Where is all this Mozart letters stuff going? At the moment ‘dunno’, but it’s interesting. In particular it’s interesting because it witnesses Elias grappling with how to understand the relationship between the I and the We (or rather, the They) and what happens to this in circumstances of accelerating change that started re-configuring the ratios of power between them. That Elias chooses letters, or rather had to use letters because these are the extant sources, is an enormous bonus for thinking about such matters in relation to the WWW project.

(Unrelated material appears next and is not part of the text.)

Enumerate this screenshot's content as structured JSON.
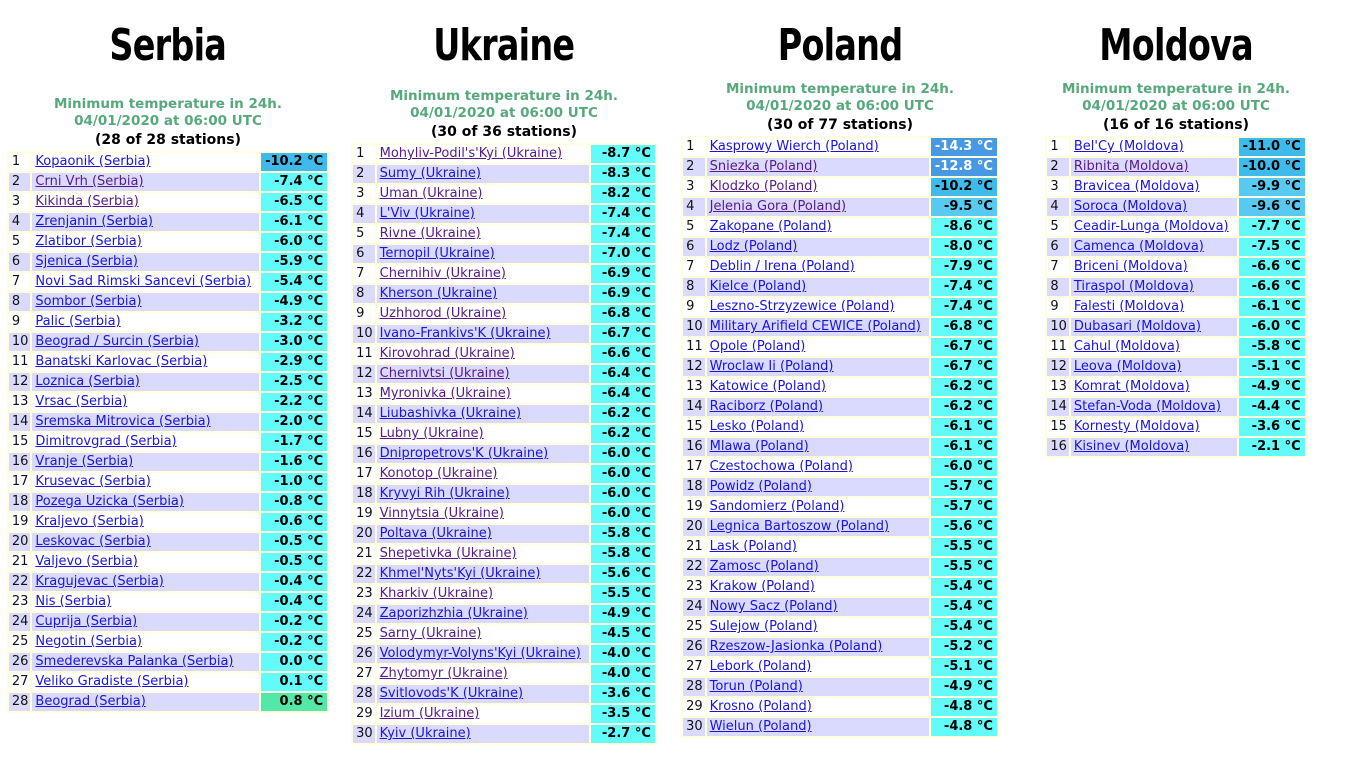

One of the sources Elias used are the English-language translations produced by Anderson in the later 1930s. In fact, he used the one- volume compilation of this, while there is also a three-volume ‘original’, and he did so alongside the multi-volume German-language complete edition of Briefe. I have just managed to buy the three-volumes at a reasonable price and so the next little job in this foray into the Mozart letters is to read the letters in all three volumes, 616 of them. I’ve also bought the one-volume compilation, so there will be much cross-checking involved.